1.Çalışanın satın alma gücünün korunması
2.İşveren maliyetlerinin rasyonelleştirilmesi
3.Kayıt dışı uygulamaların önlenmesi
Makroekonomik koşullar ve sosyal devlet ilkesi dikkate alındığında, 2026 yılında SGK yemek istisnasının gelir vergisi istisnası ile uyumlaştırılması, bu amaçla aralarında işçi, işveren, esnaf memur, emekli temsilcilerinin de olduğu SGK Yönetim Kurulu’nun alacağı kararla sigorta primi yemek istisnasını gelir vergisi yemek istisnasına endekslemesi, yemek maliyetlerindeki farklılık dikkate alınarak büyükşehirlerdeki işyerleri için daha yüksek istisna tutarı belirlenmesi gereklidir.
Yukarıdaki açıklamalar SGK yemek yardımı istisna tutarının 2020–2025 döneminde ekonomik realitenin oldukça gerisinde kaldığını ve gelir vergisi istisnası ile sosyal güvenlik istisnası arasında yapısal bir uyumsuzluk olduğunu açıkça göstermektedir. Bu uyumsuzluk hem işveren maliyetlerini artırmakta hem de çalışanların reel yardım düzeyini düşürmektedir.

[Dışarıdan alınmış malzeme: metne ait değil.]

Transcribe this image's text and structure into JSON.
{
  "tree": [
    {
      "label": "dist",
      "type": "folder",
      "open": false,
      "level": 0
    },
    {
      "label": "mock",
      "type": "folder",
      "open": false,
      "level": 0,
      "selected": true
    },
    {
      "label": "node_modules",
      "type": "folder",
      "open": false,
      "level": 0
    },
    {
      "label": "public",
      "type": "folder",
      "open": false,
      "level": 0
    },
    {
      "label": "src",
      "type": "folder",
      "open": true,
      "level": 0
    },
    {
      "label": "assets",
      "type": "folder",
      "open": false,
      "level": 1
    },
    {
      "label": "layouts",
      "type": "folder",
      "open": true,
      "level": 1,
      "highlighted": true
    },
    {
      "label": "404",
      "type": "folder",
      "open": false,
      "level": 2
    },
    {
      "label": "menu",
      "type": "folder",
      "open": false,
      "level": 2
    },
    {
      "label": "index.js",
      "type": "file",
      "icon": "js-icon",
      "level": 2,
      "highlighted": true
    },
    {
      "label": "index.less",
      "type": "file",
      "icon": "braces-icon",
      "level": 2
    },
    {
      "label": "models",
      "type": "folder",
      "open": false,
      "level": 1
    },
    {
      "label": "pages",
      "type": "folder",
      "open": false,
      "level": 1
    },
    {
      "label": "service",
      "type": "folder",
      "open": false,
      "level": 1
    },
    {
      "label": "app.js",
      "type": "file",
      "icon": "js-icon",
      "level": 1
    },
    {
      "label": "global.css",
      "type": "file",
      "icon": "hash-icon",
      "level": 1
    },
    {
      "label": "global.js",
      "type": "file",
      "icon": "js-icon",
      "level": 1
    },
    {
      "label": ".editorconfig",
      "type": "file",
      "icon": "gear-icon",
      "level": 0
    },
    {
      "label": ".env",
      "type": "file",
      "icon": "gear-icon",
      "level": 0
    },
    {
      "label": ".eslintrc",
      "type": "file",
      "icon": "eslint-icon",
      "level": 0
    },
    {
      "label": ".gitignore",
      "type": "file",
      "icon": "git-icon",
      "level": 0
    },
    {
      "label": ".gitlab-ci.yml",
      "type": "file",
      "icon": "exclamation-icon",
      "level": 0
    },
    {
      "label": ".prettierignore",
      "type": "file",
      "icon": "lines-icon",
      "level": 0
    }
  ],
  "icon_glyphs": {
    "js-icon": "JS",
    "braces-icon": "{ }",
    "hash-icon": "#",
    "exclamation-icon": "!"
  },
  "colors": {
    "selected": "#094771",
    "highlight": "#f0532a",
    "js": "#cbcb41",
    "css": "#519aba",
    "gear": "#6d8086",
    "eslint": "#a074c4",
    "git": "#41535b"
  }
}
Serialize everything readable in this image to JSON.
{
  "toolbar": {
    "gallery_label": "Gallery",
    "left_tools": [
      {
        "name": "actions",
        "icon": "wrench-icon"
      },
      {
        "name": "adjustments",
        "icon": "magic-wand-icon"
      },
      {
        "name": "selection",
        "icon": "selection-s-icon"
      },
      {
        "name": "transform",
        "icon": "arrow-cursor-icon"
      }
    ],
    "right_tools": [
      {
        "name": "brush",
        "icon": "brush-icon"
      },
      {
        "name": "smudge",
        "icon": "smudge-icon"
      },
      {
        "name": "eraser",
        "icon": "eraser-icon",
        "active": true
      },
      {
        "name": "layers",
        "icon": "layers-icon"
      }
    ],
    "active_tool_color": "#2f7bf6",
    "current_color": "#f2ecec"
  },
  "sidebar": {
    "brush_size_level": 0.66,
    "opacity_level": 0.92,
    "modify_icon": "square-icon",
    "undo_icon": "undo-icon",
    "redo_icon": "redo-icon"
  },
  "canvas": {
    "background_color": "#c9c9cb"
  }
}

Bu nedenle, SGK istisnasının güncel ekonomik koşullarla uyumlu şekilde artırılması hem sosyal güvenlik sisteminin etkinliği, hem de işgücü piyasasının sürdürülebilirliği açısından zorunludur. Gelecekte iki istisna türünün uyumlaştırılması, kayıt dışılığın azaltılması ve çalışan refahının korunması bakımından kritik önem taşımaktadır.